Earlier in the year, I published a top ten list of my favourite games of 2014. At the top of the list was the PS4 release of the 2012 masterpiece Hotline Miami. The tight combat, mesmerising soundtrack and interestingly simple visuals were captivating, and the game’s incredibly addictive gameplay led me to complete it several times in a very short space of time. So understandably, my hopes for the sequel were very high. Did it live up to expectations?
To those uninitiated into the universe of Hotline Miami, the game is a collection of levels based on a house or building containing a large amount of enemies. Your task as an assassin or vigilante is to eliminate everyone inside, gaining points for each kill as well as style and speed. This may sound simple enough, but whilst the enemies can be taken out in one hit, so can you. A multitude of ferocious bludgeoning devices and firearms are at your disposal, and are suited to different situations, leaving just how you go about your task entirely up to you.
Straight off the bat, Hotline Miami 2: Wrong Number has everything that made it’s predecessor so engaging. Gameplay here is largely unchanged, but a few additional tweaks have been added to spice it up a bit for anyone familiar with the original game. Instead of having the freedom to choose a mask at the beginning of each level, a majority of levels put you in the shoes of a detective, a writer, a soldier and a Russian mobster. However, there are still sections of the game that allow you to experiment with different play styles, labelled as The Fans.
While these sections of the game offer more freedom, the play styles offered through the different masks can be subtle. For example, one mask allows you to roll underneath bullets at the press of a button, but this is rarely ever useful, as is the mask that allows you to aim in two directions at once with a set of machine guns. These restrictions can be somewhat frustrating at the beginning of the game, when you’re forced to use certain masks as they are unlocked.
Sometimes, the game’s ambition can get the better of it. Larger arenas for combat and more enemies placed far off the screen (that can somehow hit you from much further than you can hit them) can be problematic in a game with no checkpoints on each floor. This isn’t always an issue, however, but an awkward lock on system can make for some unfair deaths when it decides to prioritise an enemy five rooms away instead of the guard running at you with a shotgun.
Aside from this, the game is still an absurd amount of fun to play, and with my time clocking in at around 10 hours, the value on display here makes it incredibly hard to pass up.
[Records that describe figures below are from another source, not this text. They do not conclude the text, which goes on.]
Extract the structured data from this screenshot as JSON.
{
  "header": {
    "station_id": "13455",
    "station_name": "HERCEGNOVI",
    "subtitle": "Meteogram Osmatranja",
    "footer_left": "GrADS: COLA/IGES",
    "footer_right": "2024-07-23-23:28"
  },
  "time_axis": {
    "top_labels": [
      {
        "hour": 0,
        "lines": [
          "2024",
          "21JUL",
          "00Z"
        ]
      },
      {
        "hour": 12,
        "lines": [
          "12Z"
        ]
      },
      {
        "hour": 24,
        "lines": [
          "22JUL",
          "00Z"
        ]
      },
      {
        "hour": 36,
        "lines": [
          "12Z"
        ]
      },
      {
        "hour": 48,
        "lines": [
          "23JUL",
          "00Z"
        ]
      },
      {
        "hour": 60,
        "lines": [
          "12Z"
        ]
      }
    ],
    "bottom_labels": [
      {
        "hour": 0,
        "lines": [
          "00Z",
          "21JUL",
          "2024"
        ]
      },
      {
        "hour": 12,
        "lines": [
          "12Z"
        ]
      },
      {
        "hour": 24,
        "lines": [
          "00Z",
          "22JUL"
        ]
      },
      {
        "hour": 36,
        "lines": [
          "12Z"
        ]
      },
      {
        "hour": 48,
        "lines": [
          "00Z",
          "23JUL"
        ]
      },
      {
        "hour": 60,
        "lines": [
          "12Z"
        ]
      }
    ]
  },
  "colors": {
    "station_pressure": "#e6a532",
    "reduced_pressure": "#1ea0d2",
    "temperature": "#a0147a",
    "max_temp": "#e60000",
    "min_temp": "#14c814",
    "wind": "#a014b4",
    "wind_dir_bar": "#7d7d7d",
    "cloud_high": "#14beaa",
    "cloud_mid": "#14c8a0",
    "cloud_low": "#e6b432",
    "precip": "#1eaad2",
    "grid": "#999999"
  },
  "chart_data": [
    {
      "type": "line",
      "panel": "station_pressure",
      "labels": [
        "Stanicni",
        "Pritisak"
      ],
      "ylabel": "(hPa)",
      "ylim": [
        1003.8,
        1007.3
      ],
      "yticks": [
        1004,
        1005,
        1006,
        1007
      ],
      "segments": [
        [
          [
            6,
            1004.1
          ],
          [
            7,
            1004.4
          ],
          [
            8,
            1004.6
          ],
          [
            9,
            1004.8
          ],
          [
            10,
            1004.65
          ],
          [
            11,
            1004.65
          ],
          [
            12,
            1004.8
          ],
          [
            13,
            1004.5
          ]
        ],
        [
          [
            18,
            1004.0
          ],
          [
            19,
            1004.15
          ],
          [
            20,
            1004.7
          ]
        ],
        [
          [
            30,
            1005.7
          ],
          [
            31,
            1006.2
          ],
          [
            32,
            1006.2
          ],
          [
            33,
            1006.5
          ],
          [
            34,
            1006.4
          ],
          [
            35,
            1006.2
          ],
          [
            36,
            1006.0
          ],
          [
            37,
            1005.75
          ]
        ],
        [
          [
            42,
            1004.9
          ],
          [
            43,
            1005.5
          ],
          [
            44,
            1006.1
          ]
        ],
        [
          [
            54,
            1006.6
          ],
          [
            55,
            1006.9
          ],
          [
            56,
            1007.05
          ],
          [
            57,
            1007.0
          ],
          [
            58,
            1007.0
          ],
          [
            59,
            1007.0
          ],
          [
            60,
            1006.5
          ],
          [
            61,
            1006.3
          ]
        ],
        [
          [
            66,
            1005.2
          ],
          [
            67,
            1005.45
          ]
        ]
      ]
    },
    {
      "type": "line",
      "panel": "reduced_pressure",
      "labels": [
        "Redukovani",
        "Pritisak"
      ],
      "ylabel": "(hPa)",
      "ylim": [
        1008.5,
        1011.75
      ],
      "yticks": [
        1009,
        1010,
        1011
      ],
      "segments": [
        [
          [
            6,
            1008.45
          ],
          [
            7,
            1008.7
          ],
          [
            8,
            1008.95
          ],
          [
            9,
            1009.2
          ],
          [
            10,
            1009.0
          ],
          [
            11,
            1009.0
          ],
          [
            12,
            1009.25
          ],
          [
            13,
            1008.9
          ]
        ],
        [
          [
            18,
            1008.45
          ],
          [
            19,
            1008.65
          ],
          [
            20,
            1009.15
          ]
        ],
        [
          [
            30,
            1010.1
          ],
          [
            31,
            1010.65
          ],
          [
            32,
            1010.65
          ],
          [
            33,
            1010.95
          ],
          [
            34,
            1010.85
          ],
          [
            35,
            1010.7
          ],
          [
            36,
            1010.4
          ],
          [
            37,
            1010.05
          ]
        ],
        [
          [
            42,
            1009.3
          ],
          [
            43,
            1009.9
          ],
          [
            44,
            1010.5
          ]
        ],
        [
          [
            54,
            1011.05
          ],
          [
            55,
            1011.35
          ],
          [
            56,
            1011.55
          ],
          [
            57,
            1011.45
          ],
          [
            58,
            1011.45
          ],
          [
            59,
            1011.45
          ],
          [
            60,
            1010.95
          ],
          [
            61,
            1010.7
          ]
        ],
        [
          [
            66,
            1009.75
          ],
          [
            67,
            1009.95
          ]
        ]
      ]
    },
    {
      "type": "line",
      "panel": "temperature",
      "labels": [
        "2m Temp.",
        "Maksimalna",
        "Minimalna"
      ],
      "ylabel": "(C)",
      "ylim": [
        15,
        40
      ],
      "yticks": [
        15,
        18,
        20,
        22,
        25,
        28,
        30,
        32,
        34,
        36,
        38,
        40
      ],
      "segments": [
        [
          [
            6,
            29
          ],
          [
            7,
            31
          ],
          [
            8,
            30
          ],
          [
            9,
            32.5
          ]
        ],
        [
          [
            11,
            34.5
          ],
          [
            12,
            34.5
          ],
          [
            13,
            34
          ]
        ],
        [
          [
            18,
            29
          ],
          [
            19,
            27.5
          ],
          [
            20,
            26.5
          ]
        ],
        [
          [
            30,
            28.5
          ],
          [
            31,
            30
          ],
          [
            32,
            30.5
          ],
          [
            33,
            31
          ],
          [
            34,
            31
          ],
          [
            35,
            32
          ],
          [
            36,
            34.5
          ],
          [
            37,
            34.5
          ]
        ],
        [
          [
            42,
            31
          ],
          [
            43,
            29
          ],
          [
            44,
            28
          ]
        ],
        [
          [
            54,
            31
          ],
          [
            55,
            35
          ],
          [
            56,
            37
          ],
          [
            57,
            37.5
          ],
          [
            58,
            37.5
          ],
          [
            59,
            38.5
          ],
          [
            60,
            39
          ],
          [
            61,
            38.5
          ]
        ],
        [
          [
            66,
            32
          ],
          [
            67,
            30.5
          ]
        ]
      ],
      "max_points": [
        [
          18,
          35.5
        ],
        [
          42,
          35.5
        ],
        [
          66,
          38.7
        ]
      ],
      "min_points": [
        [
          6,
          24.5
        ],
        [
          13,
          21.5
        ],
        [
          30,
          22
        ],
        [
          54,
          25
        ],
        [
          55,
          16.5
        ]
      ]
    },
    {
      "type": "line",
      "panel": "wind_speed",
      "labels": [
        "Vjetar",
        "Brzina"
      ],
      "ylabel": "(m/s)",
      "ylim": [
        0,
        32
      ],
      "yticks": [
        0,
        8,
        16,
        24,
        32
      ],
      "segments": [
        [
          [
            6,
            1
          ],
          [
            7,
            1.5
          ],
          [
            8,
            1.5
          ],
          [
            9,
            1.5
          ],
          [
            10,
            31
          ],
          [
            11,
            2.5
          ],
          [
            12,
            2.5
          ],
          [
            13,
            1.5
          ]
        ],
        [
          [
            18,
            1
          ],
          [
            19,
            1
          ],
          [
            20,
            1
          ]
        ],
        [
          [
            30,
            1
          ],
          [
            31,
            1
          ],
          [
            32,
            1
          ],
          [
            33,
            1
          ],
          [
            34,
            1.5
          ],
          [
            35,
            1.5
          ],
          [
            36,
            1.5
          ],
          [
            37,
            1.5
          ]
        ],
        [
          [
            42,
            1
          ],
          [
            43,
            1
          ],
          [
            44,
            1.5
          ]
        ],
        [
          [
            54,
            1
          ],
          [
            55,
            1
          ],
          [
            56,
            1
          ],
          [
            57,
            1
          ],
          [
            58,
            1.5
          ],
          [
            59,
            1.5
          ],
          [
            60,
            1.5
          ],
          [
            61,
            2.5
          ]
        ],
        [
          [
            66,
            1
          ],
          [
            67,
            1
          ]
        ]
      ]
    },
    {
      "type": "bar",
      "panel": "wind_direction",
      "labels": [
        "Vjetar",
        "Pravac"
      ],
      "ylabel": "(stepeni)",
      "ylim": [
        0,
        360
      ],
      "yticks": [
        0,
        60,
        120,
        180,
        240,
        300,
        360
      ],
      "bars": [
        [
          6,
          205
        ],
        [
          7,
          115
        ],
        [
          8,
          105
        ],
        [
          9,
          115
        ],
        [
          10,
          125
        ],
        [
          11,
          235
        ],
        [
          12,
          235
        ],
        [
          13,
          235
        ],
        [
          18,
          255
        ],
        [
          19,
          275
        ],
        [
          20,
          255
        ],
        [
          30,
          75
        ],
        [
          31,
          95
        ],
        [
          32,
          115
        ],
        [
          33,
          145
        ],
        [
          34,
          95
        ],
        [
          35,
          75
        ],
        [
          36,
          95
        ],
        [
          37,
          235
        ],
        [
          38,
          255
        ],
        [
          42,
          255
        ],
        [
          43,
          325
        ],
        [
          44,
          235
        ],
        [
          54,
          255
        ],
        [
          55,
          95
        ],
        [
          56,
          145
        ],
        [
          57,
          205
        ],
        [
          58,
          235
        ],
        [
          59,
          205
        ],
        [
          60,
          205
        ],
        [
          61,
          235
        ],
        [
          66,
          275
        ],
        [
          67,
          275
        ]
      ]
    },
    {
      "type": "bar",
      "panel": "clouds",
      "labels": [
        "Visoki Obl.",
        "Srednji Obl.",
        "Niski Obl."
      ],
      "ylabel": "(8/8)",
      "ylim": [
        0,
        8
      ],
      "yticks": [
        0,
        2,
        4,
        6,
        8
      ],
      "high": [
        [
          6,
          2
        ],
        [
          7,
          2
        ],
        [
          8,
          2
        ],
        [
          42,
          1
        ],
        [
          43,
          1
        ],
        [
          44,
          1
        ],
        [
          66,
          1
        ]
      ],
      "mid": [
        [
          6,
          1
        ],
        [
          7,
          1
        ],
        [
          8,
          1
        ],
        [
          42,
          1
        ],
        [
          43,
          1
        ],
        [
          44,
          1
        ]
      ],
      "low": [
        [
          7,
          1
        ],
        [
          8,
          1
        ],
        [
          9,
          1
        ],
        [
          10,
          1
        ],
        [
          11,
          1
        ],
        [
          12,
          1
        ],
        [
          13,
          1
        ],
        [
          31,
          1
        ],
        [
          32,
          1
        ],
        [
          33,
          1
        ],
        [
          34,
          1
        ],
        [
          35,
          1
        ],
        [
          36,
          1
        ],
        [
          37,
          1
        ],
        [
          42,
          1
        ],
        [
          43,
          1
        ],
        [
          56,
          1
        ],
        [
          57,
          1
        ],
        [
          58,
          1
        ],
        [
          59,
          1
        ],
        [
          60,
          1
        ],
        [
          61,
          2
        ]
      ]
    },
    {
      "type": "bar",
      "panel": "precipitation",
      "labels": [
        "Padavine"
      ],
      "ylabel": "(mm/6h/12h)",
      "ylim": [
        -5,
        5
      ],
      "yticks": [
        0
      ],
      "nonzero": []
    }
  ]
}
As a comparison, the same day as starting HM2:WN I finished the very hyped The Order: 1886. This game can run you anywhere up to £49, and lasted me half the time. This game cost me £9, and was more enjoyable than the former. The length makes the first game feel like a sample, but this isn’t the only reason. Variations Hotline Miami 2 brings to the table make the game feel almost like a perfected formula, a build upon the addictive quality of the first.
The game’s brutally stylish presentation is more blood thirsty than ever, and the bleak, confusing atmosphere of the first is explored upon in droves here. Whilst the plot can be frustratingly vague on a first play-through, a second yields plentiful rewards for those going back (and let’s face it, you want to), and the addition of a Hard mode teases the player into another ride in Miami.
It would be a crime to not give the game’s soundtrack it’s own section in this review, because in all honesty, it may well be the best video game soundtrack I’ve ever heard. I was worried it wouldn’t match the hypnotic qualities of the first, but I am delighted to report that it smashes any music found in it’s little brother. The range of genres is also much wider here, as the soundtrack allows anything from psychedelic riffs to near dubstep level tracks, with some bound to stick in your head long after you quit for the night. Each piece of music is memorable, and each can top the last with gusto. That is, however, until you hear the last one again.
So, did Hotline Miami 2: Wrong Number live up to expectations? After some reflection, the game surpassed any expectations I had for it. Full disclosure, when I put down the controller after finishing the game, I almost felt bitter toward it. I thought it’s length worked against it, packing in more than required after the first three to four hour instalment was so perfectly packaged with it’s brevity. But in reflection, I think I felt that way because the game had just gotten the better of me at the time. I was so determined to beat the game as quickly as possible, and only now do I realise this was just because I couldn’t put it down. Frustration got the better of me, and only when stepping back and looking at the experience as a whole did I fully appreciate how utterly fantastic it all was. I loved Hotline Miami 2: Wrong Number, and sincerely hope we get another game somewhere down the line. Now, if you’ll excuse me, I want to play Hotline Miami 2.